Siria, Lega Araba. Continua la terribile mattanza di civili in Siria, il paese mediorientale dove la gente protesta da mesi, per chiedere maggiori riforme e libertà. Una manifestazione nella quale si gridavano slogan contro la Russia, paese accusato di sostenere il regime di Damasco, ha portato ieri all’uccisione di 27 persone. Di fronte a questa nuova situazione d’emergenza è scesa in campo la Lega Araba, che non solo ha invitato la leadership siriana a compiere passi urgenti per fermare le terribili violenze, ma ha annunciato anche l’invio di una commissione d’inchiesta, per verificare le riforme promesse dal presidente Bashir Al-Assad.

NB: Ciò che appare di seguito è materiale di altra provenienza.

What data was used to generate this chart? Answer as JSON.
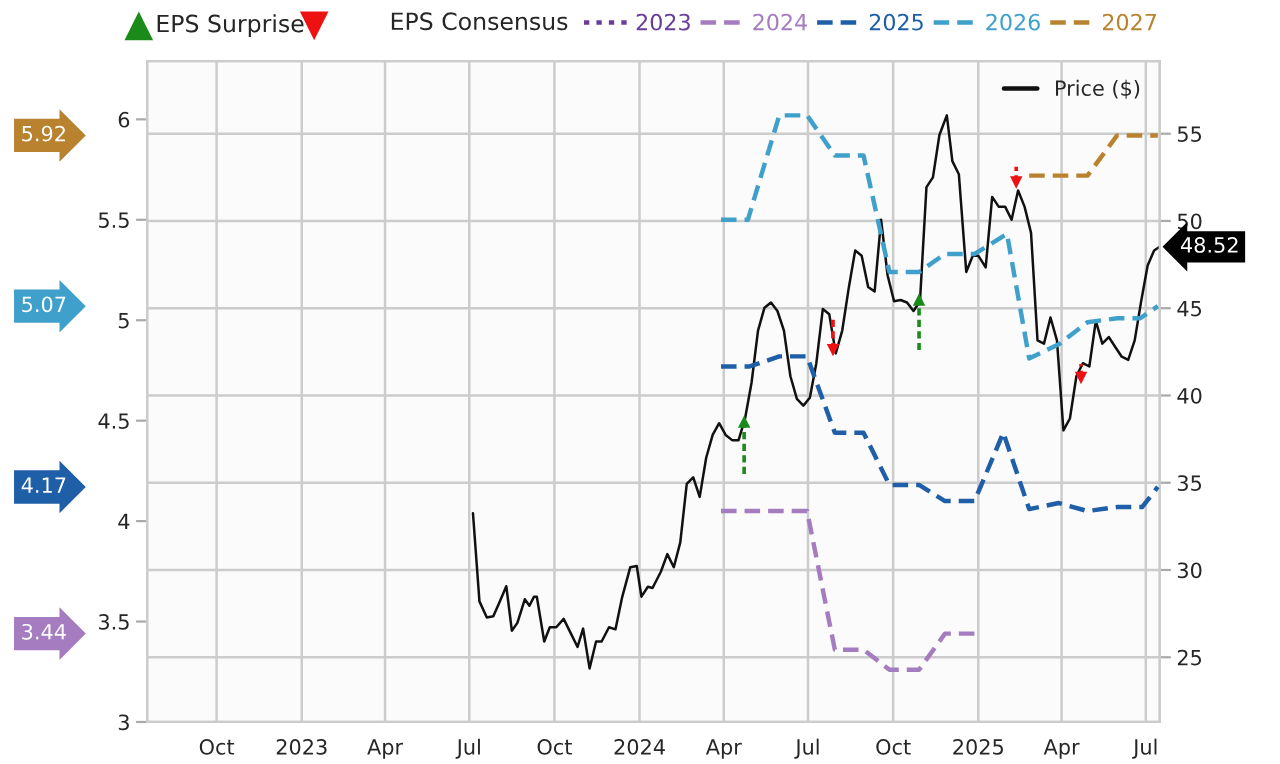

Critiche anche da Turchia e Ue –Chiediamo la certezza di un dialogo nazionale, in cui sia garantita la partecipazione di tutte le fazioni in Siria, per avviare un processo di cambiamento e le riforme politiche necessarie a venire incontro alle aspirazioni dei cittadini. Chiediamo inoltre la totale ed immediata cessazione di ogni forma di violenza”. Con queste parole il presidente della Lega Araba ha duramente avvisato il governo Damasco, dichiarando anche di essere pronto ad inviare una commissione d’inchiesta, che tenga d’occhio l’operato di Al-Assad. Intanto la Turchia e l’Ue hanno criticato nuovamente Damasco per le orribili violenze compiute dai militari siriani sui cittadini. Ue che ha deciso di non effettuare altri investimenti petroliferi in Siria, ma che si è dichiarata contraria ad un intervento militare straniero a Damasco, perché sarebbe “Illegittimo, dannoso e controproducente”, stando a quanto ha riferito la rappresentante europea per le politiche estere Catherine Ashton.